Chegamos a mais de 135 mil vidas brasileiras perdidas para a COVID-19. Lá se vão seis meses de pandemia. Todas as guerras e as grandes crises promoveram além de vítimas, mudanças, inovações e novas oportunidades. Além da tristeza, ficam as lições.
O primeiro aprendizado é que, apesar de nossa federação não garantir o grau de autonomia como nos EUA aos entes subnacionais, e os municípios não serem, diferente do Brasil, componentes da estrutura da organização federativa na maioria dos países, e o Supremo Tribunal Federal ter decidido unanimemente em abril que além do governo federal, governos estaduais e municipais tinham competência para determinar regras de gestão da pandemia em seu território, a coordenação federal é imprescindível.
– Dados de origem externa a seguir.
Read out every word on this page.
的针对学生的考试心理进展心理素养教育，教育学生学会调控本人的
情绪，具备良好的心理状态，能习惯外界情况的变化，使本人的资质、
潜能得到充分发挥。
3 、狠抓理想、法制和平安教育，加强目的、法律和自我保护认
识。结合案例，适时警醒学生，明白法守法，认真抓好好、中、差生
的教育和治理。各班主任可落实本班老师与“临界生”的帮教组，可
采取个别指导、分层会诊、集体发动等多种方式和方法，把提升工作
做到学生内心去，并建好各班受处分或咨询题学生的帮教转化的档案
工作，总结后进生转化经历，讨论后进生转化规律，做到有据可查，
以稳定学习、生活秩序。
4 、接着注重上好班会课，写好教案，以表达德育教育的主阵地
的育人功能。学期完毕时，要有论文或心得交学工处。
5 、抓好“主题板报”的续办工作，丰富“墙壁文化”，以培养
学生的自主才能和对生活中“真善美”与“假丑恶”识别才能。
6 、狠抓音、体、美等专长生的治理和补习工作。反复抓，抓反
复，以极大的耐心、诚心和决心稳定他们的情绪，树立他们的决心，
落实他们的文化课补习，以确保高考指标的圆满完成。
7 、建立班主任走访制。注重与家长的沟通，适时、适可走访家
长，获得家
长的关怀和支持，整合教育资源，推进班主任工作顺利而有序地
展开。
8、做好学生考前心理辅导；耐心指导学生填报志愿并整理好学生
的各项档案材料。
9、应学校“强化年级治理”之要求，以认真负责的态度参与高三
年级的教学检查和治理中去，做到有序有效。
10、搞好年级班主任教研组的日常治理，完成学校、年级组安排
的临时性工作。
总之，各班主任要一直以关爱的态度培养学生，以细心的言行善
O governo federal fez uma interpretação torta da decisão do STF e renunciou à liderança nacional. Transferiu para governadores e prefeitos toda a responsabilidade de gerir a situação de crise. E mais, numa postura negacionista, sinalizou contra a estratégia de isolamento social, entrou em conflito com estados e municípios, politizou a questão da cloroquina, abriu mão de centralizar a compra de equipamentos e medicamentos – atitude que evitaria várias situações de desabastecimento e corrupção- e deixou de orientar corretamente a população.
Outro legado importante é a percepção da centralidade da comunicação social nas políticas públicas. Enquanto tínhamos as entrevistas diárias do então ministro Luiz Henrique Mandetta se estabeleceu uma relação de confiança, empatia e de tranquilidade social, na medida do possível.
Havia um rumo. Depois que o governo central parou de se comunicar com o país ou passou a emitir sinais equivocados, a população se sentiu órfã e insegura em relação a medicamentos, isolamento social, vacinas, prevenção, testes, etc.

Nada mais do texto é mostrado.